Their rational behind this is that it reduces outbound spam from their network, where in actuality one of the side affects is that it can make your non Shaw email look more like spam because of one of the methods of working around the block. 

This restriction can affect you if you have your own domain email, or if you use pop3 services for Gmail, Hotmail, AOL etc.

How can you work around it? Well if you have your own domain and use that email server, see if your hosting provider can set up your sendmail program (or mail server) on an alternate port (like 2525). If this is done go into your mail client’s advanced settings for the account and change the smtp port to the port that was provided. You should now be able to send to your own server.

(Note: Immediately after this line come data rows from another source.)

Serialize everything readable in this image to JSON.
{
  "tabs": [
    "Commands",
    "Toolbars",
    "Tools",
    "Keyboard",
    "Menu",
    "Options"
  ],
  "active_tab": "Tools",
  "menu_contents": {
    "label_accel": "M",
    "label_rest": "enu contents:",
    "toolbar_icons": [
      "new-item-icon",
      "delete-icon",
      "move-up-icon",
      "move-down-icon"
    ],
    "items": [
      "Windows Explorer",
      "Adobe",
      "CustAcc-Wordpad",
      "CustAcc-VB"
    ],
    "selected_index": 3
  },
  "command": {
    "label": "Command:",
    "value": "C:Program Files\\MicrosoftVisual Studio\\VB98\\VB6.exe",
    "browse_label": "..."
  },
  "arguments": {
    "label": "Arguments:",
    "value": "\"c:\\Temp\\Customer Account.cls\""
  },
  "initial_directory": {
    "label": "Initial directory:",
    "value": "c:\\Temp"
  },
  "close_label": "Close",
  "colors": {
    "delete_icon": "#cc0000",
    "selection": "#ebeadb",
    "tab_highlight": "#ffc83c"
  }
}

If you don’t have the option to change the ports you will have to send email out via the Shaw (or Telus mail servers if your are with them) . Go into the account settings for your mail client and set the outgoing servers as your ISPs. For example with Shaw cable in Calgary it is  If you are using a mail server other than your own domain you are essential done (although it is possible that you email will be marked as spam because the sending domain will not match the email domain). If you are using your own domain there is one other step you have to do. In order for your email not to be tagged as possible spam, make sure that you create an SPF record for your domain including your ISPs mail servers as authorized servers to send mail for your domain.

There are several web based wizards available that will walk you through the process of creating the SPF record (Microsoft has a good one). Create your SPF record and either add it (or have it added) to your DNS records as a txt record. This tells other mail servers that use SPF that your ISPs mail server is authorized to send on behalf of your domain and therefore it is less likely to be tagged as a spam email.

I have checked and this affects both personal Shaw accounts and commercial accounts. However my server running on a static IP address works fine.

Just another way that spammers have ruined our Internet experience!